Validate and improve data quality using type checks
Validate and enhance data quality by using SPL2 type checks to ensure data meets specified criteria, identify invalid data, and implement corrective actions.
When you define a data type, you're specifying the criteria that determines whether a piece of data is valid based on its structure and contents. Data typing provides a framework for data validation and allows you to identify any invalid data. You can check your data against the appropriate types, and then use the results of these checks to gauge the quality of your data and identify potential remediation actions for improving the level of data quality.
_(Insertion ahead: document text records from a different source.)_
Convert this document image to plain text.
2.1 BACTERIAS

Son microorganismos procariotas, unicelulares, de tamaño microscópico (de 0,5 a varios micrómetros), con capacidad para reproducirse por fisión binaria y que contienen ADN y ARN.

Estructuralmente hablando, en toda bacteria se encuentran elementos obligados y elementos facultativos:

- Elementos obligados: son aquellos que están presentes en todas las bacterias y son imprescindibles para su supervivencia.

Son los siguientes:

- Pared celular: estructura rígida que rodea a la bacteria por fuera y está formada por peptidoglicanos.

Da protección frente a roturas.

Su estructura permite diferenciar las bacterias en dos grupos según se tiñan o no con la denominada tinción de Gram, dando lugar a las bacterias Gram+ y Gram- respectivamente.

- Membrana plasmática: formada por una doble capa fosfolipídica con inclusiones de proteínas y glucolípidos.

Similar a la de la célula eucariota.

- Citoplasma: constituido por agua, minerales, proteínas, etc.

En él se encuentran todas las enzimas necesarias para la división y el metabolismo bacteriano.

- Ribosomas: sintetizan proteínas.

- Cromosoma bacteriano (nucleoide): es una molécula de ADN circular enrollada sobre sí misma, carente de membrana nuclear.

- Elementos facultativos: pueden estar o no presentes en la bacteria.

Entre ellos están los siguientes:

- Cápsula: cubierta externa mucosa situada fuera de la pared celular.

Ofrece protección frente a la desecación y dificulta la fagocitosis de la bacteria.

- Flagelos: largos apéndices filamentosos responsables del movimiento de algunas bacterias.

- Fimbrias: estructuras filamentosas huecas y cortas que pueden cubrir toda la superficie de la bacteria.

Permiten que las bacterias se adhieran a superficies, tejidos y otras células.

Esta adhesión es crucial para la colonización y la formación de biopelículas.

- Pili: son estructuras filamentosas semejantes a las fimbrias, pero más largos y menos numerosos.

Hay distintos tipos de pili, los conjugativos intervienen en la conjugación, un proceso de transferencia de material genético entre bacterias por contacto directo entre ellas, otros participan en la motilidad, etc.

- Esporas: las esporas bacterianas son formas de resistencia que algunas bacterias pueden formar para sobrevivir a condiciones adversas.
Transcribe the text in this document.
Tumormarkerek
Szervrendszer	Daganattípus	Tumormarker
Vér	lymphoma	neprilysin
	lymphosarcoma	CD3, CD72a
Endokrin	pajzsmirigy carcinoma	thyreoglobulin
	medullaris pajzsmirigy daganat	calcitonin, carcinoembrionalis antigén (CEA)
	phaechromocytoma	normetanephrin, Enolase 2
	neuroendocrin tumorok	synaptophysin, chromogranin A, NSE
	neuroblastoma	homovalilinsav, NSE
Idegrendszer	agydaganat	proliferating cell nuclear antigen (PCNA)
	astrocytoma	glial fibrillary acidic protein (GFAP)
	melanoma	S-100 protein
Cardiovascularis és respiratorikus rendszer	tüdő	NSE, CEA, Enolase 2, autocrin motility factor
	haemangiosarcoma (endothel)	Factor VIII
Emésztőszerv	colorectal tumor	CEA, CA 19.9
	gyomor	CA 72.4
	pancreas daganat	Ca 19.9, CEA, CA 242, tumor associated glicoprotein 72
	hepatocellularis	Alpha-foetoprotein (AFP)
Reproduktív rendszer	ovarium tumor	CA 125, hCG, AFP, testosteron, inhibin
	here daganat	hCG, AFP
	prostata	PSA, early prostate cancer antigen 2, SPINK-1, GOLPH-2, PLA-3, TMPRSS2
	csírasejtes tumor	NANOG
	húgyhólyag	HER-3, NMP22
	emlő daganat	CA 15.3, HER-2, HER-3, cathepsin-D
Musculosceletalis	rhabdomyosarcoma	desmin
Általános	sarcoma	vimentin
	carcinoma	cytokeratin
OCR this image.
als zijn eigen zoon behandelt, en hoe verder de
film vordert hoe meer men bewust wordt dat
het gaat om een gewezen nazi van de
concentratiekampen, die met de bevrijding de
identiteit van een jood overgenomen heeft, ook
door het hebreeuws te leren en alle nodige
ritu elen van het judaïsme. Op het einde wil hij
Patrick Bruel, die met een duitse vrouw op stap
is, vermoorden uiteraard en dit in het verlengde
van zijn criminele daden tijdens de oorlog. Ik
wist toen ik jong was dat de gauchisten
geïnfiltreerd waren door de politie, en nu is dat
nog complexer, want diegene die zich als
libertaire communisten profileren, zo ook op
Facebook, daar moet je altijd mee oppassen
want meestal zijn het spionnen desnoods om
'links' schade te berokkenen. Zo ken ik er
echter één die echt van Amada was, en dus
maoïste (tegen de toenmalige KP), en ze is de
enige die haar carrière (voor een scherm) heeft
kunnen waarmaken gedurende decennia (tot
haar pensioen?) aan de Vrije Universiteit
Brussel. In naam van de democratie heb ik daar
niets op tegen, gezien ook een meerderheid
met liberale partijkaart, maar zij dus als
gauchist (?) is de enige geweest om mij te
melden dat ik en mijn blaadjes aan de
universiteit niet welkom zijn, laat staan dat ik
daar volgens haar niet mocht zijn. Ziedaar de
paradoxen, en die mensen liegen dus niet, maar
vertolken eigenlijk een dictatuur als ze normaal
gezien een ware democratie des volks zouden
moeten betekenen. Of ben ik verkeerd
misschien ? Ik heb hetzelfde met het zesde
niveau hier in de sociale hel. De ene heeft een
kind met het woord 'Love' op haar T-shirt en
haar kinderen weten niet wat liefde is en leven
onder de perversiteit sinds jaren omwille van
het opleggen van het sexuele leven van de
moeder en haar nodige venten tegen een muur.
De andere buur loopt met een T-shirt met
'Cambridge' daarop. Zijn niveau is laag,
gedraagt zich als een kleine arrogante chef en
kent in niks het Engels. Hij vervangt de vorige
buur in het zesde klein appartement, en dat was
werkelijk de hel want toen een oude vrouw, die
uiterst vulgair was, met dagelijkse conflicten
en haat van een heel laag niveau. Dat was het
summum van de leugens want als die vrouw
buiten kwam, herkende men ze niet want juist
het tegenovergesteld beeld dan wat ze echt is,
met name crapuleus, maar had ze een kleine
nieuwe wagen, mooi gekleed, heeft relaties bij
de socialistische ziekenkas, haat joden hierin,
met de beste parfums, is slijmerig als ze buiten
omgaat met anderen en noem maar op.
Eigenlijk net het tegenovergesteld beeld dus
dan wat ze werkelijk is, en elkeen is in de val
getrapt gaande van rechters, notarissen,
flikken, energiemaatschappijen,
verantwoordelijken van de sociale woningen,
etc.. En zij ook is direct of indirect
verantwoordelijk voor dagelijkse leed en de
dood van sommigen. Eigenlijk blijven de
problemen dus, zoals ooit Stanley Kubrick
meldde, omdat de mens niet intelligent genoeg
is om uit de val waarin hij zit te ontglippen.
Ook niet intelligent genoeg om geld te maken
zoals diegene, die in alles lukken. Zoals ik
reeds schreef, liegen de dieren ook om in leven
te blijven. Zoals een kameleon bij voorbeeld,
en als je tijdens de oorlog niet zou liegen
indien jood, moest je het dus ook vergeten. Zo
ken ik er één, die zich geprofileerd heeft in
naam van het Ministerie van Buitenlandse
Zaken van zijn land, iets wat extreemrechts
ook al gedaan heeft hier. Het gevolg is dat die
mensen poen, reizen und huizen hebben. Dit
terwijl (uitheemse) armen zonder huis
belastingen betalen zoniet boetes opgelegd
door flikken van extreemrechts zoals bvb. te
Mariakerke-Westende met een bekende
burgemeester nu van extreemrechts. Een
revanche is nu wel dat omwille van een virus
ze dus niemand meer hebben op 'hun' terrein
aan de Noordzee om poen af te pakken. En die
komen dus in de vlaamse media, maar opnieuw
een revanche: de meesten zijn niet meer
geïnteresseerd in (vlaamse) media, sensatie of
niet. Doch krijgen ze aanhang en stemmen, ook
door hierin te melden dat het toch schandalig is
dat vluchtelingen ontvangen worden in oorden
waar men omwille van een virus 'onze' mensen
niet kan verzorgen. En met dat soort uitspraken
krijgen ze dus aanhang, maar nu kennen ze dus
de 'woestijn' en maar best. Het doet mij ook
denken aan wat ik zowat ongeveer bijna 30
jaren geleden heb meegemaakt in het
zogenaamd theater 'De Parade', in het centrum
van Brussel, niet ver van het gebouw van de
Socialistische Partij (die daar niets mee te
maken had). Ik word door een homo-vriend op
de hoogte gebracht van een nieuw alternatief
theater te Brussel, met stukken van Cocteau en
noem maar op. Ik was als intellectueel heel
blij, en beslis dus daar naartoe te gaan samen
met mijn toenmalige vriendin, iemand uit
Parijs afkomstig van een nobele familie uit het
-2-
To validate and improve the quality of your data, you can follow this high-level pattern:
-
Choose a data type that describes the criteria for valid data. If the built-in data types in SPL2 do not meet your needs, then define a custom data type that does. For more information, see Built-in data types and Custom data types.
-
Check whether your data matches the chosen type.
-
To check your data against a built-in type, you can use the IS operator in a predicate expression or use the appropriate informational eval function. See IS operator in the current manual and Informational functions in the SPL2 Search Reference.
-
To check your data against a custom type, you can use the IS operator in a predicate expression. This predicate expression can be the
returnexpression of a custom eval function. See Checking data against custom data types.
-
-
For any data that doesn't pass the type check, inspect the data to identify the reasons for the validation errors and then process the data as needed to fix the problems.
-
Implement the same type checks upstream in your data ingestion workflows to detect invalid data and route it away from production systems. For example, you can configure an Edge Processor or Ingest Processor pipeline to validate incoming data by checking it against a type, and then send valid and invalid data to different indexes. For more information, see the following documentation:
-
Process a subset of data using an Edge Processor in the Use Edge Processors manual.
-
Process a subset of data using an Ingest Processor in the Use Ingest Processors manual.
-
The following example featuring the fictitious Buttercup Games company demonstrates how to validate and improve the quality of your data using data types. In this example, we'll validate and correct indexed data at search time before configuring pipelines to validate and route incoming data.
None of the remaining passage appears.